Supreme Court Justice Potter Stewart famously opined, “I know it when I see it” in an attempt to deal with a controversial topic that was (and remains) highly subjective. While Justice Stewart wasn’t talking about effective leadership, he might as well have been.

Most of us can think of examples of leaders we’ve admired and readily describe what we observed and liked about their styles. We can do the same for the leaders we don’t hold in such high regard. In my experience, the leaders we deem as good or great exhibit varying degrees of all four of the following ingredients:

  1. Competence—there’s no question about their knowledge or abilities
  2. Credibility—they are believable
  3. Connection—they meet people on their terms
  4. Caring—they genuinely care about the individuals and the cause

Certainly, I’ve seen leaders who lacked one or more of these create good results for a time. I once worked for a jerk who seemed to not care about the people who worked for him. Nor did he strive to connect with them. He produced excellent results until times got tough and the people he didn’t care about weren’t there for him.

Overall, however, the best product managers, project managers, general managers, supervisors, sales managers, and every other leader I can think of who created success over a long period all exhibited the Four C’s described above.

Let’s break the Four C’s down from the perspective of how we assess them in a leader.

The Four C’s of Effective Leadership

1. Competence—What do you know that I should respect?

Our perception of a leader’s competence is an essential first filter in assessing them. The more technical or dangerous the environment, the more emphasis we place on our view of their expertise. We’ll put up with some pretty bad behaviors—within limits—if we perceive someone knows their stuff.

If we perceive specific technical competence is missing, we cast a wider net looking for expertise in managing or administering and strength with credibility, connecting and caring. One highly regarded manager didn’t hide the reality that he served a group of technical geniuses and couldn’t match their acumen. “My job is to keep the path ahead clear for them, not to compete with them,” he offered. 

2. Credibility—Does your do match your tell? 

In the case of a new manager or leader in our environment, if they pass the competence test in our minds, we quickly look for evidence they are believable. Think of those leaders you’ve encountered who articulate ideas and visions persuasively, and then are absolute zeroes when it comes to backing the words with actions. It doesn’t take long for us to assess someone as not credible.

Alternatively, the manager meeting her team for the first time who quickly backs up her ideas and talk with actions and support is someone we get excited about early in the relationship.

One manager used my 3W’s approach for getting to know her new team and made it a point to execute immediately on the easy asks and to follow-up in detail with the group on the broader issues. Her approach quickly established her as credible and earned her admission to the last two of the Four C’s: connection and credibility.

3. Connection—Do you make me feel felt? 

The feel felt phrasing is awkward, but highly relevant when it comes to assessing connection. Our empathy detectors are sensitive, and we’re powerfully and positively impacted by the perception that the person in charge sees us as an individual who matters. I call this the Connection-Effect, and I learned it from a man named Clarence.

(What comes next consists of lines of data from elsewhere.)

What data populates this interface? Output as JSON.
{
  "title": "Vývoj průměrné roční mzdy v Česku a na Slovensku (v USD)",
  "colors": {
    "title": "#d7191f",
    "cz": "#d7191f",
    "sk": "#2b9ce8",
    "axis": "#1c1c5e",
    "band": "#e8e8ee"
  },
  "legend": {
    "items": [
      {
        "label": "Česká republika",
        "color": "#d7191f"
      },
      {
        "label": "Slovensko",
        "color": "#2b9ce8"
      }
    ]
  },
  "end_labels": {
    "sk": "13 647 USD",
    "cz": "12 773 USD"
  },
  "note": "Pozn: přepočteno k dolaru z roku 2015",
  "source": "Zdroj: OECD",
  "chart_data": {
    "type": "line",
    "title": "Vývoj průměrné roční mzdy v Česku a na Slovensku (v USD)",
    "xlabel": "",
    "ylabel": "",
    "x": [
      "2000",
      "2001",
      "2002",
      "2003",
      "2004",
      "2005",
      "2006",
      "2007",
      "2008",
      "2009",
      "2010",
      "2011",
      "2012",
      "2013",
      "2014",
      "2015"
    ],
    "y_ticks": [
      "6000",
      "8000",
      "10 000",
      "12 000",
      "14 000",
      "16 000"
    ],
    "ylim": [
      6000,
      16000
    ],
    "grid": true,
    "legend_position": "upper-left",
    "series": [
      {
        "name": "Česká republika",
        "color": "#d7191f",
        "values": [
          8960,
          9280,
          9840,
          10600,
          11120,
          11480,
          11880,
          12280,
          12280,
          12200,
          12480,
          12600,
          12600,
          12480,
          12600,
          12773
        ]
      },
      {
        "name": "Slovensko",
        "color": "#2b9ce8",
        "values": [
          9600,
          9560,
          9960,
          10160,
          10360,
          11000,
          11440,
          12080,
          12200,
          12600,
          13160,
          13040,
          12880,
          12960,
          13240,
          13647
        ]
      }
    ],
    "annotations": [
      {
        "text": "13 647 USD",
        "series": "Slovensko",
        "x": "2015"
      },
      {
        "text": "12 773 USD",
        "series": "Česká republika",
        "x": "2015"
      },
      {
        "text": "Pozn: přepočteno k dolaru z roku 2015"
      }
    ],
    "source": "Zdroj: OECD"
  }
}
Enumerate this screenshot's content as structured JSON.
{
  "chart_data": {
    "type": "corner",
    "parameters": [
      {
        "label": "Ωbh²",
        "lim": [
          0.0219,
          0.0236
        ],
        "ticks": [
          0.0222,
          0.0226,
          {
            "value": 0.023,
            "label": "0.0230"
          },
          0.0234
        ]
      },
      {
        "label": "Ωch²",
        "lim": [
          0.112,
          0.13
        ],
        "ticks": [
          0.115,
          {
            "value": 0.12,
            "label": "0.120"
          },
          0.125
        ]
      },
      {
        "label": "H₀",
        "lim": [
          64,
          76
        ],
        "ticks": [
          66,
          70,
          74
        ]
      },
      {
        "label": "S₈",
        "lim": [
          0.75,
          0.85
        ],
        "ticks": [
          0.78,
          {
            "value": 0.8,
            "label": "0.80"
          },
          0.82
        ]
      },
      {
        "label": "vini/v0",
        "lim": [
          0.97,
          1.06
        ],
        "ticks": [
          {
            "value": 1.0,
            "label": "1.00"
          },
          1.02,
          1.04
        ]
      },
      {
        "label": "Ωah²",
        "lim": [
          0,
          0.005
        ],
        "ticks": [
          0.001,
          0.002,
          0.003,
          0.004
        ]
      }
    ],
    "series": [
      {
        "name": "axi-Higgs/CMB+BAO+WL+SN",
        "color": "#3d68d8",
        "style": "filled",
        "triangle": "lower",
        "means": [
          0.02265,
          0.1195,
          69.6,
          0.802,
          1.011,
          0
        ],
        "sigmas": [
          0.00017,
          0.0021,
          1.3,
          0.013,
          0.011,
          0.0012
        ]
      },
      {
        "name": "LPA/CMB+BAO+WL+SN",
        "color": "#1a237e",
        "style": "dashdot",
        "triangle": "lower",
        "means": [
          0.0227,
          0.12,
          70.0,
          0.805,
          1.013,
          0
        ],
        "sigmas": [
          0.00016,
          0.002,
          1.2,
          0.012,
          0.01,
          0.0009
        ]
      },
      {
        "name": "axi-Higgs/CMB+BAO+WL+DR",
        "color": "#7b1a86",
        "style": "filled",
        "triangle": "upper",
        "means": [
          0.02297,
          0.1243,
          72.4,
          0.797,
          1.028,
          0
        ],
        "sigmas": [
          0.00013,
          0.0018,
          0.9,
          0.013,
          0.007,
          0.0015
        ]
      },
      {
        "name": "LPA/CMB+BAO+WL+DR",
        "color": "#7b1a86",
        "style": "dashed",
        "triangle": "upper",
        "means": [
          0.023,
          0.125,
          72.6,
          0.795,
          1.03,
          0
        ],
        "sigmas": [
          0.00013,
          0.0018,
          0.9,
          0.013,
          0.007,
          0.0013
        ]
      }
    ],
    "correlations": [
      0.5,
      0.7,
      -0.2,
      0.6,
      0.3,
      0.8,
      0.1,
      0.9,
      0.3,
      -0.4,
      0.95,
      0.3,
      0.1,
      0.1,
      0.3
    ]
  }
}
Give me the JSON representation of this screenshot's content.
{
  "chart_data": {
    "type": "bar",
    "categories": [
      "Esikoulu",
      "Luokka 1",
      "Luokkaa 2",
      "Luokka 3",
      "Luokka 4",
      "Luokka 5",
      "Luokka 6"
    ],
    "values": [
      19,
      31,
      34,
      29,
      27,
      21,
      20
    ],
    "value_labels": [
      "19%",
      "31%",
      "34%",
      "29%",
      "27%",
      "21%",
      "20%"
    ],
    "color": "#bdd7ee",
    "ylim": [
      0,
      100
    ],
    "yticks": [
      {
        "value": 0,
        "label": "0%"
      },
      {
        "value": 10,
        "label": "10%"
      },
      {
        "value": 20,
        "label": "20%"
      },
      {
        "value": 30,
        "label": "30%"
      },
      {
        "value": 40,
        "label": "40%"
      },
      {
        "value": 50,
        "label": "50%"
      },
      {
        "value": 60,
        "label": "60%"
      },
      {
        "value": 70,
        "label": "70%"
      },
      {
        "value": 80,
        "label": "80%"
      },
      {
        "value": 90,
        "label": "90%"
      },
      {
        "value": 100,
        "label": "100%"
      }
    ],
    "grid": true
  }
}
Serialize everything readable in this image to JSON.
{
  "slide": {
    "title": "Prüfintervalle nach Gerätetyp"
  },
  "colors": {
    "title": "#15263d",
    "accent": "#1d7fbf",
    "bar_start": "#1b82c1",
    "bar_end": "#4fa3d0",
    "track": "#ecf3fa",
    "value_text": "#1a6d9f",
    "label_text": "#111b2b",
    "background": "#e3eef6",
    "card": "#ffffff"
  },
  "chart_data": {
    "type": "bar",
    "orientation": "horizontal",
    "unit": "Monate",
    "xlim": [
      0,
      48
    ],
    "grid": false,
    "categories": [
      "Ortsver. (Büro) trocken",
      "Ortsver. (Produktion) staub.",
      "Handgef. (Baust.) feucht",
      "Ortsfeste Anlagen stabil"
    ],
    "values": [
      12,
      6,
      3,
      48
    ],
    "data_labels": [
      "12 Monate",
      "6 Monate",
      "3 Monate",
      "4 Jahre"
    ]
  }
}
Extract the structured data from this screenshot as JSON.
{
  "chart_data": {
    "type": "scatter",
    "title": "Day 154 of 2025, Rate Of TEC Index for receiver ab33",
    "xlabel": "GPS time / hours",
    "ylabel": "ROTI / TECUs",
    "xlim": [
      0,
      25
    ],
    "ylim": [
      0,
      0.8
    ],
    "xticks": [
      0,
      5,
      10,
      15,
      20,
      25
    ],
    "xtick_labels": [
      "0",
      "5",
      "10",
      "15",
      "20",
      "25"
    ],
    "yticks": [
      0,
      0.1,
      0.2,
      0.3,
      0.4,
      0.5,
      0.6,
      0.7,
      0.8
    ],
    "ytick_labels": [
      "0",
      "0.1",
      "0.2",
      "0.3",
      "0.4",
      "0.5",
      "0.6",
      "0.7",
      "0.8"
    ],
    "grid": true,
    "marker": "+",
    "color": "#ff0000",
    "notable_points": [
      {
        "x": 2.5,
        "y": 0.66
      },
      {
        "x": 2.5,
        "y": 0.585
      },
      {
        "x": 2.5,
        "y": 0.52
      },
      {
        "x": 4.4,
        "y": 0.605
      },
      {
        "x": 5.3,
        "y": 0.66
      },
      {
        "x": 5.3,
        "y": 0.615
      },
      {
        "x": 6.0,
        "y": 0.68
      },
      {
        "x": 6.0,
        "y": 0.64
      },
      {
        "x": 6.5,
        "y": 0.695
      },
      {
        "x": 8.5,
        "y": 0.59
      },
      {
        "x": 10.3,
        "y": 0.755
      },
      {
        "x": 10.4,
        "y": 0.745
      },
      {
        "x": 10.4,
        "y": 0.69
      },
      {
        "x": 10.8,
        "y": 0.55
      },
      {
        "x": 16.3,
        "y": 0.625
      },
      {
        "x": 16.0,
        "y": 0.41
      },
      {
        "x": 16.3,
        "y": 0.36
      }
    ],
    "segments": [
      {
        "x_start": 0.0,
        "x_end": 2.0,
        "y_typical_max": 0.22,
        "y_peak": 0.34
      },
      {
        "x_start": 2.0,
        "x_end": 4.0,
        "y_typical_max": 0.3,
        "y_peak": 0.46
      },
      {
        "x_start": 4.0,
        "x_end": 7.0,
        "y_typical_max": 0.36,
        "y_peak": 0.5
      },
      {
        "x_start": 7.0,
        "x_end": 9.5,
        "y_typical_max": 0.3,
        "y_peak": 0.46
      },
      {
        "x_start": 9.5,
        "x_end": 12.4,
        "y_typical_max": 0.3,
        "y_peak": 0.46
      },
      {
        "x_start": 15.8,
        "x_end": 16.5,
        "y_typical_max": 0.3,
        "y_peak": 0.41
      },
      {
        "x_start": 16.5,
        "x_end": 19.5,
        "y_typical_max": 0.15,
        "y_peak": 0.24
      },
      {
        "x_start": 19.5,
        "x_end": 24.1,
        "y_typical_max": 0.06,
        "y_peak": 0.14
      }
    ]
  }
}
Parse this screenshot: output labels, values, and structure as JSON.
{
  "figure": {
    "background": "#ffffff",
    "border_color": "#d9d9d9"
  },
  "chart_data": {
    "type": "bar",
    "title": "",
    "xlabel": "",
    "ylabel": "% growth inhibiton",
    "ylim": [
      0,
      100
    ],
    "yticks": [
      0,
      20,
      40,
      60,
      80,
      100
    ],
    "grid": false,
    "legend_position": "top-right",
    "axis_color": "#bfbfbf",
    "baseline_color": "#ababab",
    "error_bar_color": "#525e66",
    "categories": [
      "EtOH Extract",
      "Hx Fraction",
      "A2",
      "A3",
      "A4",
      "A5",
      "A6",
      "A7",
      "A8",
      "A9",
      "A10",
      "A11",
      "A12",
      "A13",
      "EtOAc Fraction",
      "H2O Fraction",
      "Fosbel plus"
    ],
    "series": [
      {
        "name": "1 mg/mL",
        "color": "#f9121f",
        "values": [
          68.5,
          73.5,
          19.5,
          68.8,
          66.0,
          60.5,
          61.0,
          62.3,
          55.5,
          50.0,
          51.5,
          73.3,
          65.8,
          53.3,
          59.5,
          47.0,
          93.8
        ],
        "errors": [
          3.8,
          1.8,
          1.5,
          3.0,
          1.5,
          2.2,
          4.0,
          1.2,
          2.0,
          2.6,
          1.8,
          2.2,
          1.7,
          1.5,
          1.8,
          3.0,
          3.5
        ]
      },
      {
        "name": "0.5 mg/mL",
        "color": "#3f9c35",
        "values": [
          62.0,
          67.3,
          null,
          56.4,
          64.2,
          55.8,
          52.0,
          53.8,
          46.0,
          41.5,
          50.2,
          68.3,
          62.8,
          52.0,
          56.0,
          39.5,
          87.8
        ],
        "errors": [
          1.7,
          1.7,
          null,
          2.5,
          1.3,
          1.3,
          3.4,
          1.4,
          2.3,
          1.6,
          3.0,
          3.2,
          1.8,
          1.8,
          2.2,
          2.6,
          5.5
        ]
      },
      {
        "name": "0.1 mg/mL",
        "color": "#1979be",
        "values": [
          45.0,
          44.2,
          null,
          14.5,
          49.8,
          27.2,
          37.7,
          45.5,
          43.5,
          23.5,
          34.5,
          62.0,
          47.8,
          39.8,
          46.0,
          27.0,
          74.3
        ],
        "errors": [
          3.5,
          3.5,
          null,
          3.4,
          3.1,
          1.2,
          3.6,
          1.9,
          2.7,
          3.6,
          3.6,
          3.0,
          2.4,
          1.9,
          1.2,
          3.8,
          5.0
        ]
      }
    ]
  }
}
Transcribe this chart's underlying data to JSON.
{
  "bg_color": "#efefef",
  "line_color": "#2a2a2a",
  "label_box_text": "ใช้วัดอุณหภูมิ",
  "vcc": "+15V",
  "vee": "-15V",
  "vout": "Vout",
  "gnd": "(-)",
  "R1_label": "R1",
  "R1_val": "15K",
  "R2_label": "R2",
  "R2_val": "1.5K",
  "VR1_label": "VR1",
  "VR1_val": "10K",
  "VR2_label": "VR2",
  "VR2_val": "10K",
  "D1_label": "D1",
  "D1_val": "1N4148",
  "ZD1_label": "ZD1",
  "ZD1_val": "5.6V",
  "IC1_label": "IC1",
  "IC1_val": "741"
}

Clarence was the leader of one of our distributors in one of my many corporate lives. He was viewed as a significant industry figure not only for the success of his organization but for his approach in engaging with everyone he encountered.

When Clarence arrived at one of our conferences, you could feel the energy in the room change. He projected a “You’re here and I’m glad!” attitude, and made sure to greet every person in the room as if they were the most important person there. Clarence made everyone feel felt.

The act of investing yourself in acknowledging and connecting with an individual is a powerful leadership behavior. Alternatively, projecting an I’m busy, and you’re a distraction attitude shoots the connection-effect in the foot.

4. Caring—Are you concerned about my safety and success? 

The notion of caring may be the softest of the leadership attributes here, yet in my experience, it’s the difference between good and great.

From the research into leading in extremis (dangerous) situations, we know that the perception the person in charge cares for our safety and success is a significant factor in the trust equation. If we perceive they view us as expendable or only as a resource, we’re less inclined to trust and definitely not inclined to pursue high-performance.

Much as we perceive the connection-effect described above, we know whether someone cares for our success and safety. The leaders we move mountains for in pursuit of larger goals are the ones who are invested in our security and success. While you might connote caring with weakness, in my opinion, it takes great strength of character for a leader to be vulnerable enough to show they care.

The Bottom-Line for Now:

Developing as an effective leader takes time, experience, and ample mistakes. As you navigate on your leadership journey, it pays to understand how people assess you. The perception of your competence is essential, however, the view on your credibility, willingness to connect, and that you care are all game-changers for your success.